Patterns of Conflict is long and complex, so I’m going to try to make it more accessible by commenting on a few of its charts.
We’ll begin with chart 141 (out of 185). No, it wasn’t picked at random but because it plays a unique role. This may seem like an odd statement because it is only the last in a series of similar charts, including 57, 70, 90, 105, 108, 128, 132, and 134. If you look at these other charts, though, you’ll see that 141 is the culmination, a final synthesis of the ideas in its predecessors.
This makes a lot of sense because it is near the end of the section called “Synthesis.” But what is it a synthesis of? One way to answer that is to go back to the beginning of Patterns, to chart 2. I think you’ll see that at the least, it summarizes answers to the last three points of the “Mission,” if not the entire chart.
To grasp the significance of this, it helps to recall that Boyd had completed “Destruction and Creation” shortly before starting on what became Patterns. In D&C, as you may remember, Boyd is discussing systems of concepts to represent reality and how these can never be complete or final.
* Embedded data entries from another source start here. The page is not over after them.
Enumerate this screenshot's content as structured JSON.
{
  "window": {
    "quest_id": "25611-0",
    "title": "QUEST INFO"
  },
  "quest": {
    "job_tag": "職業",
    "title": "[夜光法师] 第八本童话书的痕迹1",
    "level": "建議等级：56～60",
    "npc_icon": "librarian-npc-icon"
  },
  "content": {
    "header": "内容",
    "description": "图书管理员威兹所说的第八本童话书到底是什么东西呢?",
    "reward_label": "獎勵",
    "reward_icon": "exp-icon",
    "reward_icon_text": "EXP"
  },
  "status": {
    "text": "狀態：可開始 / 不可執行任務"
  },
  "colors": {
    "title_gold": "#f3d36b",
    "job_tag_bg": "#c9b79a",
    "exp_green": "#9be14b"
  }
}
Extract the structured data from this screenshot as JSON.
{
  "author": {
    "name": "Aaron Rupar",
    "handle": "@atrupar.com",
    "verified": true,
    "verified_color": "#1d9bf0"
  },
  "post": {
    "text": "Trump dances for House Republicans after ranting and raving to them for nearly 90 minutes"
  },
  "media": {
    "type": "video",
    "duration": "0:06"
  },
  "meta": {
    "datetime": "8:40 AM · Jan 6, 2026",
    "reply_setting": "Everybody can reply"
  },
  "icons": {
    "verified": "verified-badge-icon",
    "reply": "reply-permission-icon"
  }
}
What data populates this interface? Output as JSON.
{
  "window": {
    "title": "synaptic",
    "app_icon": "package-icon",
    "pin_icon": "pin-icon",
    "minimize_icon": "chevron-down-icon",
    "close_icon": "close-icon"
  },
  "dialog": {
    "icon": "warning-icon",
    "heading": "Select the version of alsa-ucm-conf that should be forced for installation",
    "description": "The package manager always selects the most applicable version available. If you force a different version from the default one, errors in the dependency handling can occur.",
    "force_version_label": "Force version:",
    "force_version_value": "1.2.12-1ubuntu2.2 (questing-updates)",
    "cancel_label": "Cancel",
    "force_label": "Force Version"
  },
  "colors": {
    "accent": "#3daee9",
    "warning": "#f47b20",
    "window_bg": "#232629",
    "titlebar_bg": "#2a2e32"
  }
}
As our models of reality encounter the inevitable mismatches, we need to form new models by “shattering domains” (his term) — including our previous concepts as well as ideas from other fields such as the history, biology, physics and mathematics that Boyd examined and Steve Jobs’ calligraphy — sorting through the bits and pieces, and forming a new synthesis.
Following the lead of D&C, you might expect that the stuff before Synthesis (which begins on p. 126) would be “analysis,” and if you glance through those pages that’s what you’ll find. He’s pulling things apart looking for interesting pieces that he can then put back together to make the synthesis represented by chart 141.
In the language of a later (1987) briefing, Strategic Game of ? and ?, chart 141 is a snowmobile or at least the blueprint for one. A key point, though, is that it is a snowmobile to solve the problems outlined on chart 2, which relate to conflict and in particular to armed conflict on land. If you have problems in a different arena, it would be much better (as he insisted in the “Abstract” to the Discourse on Winning and Losing) to learn from Boyd’s method than to try to use this particular snowmobile in an environment for which it was never intended.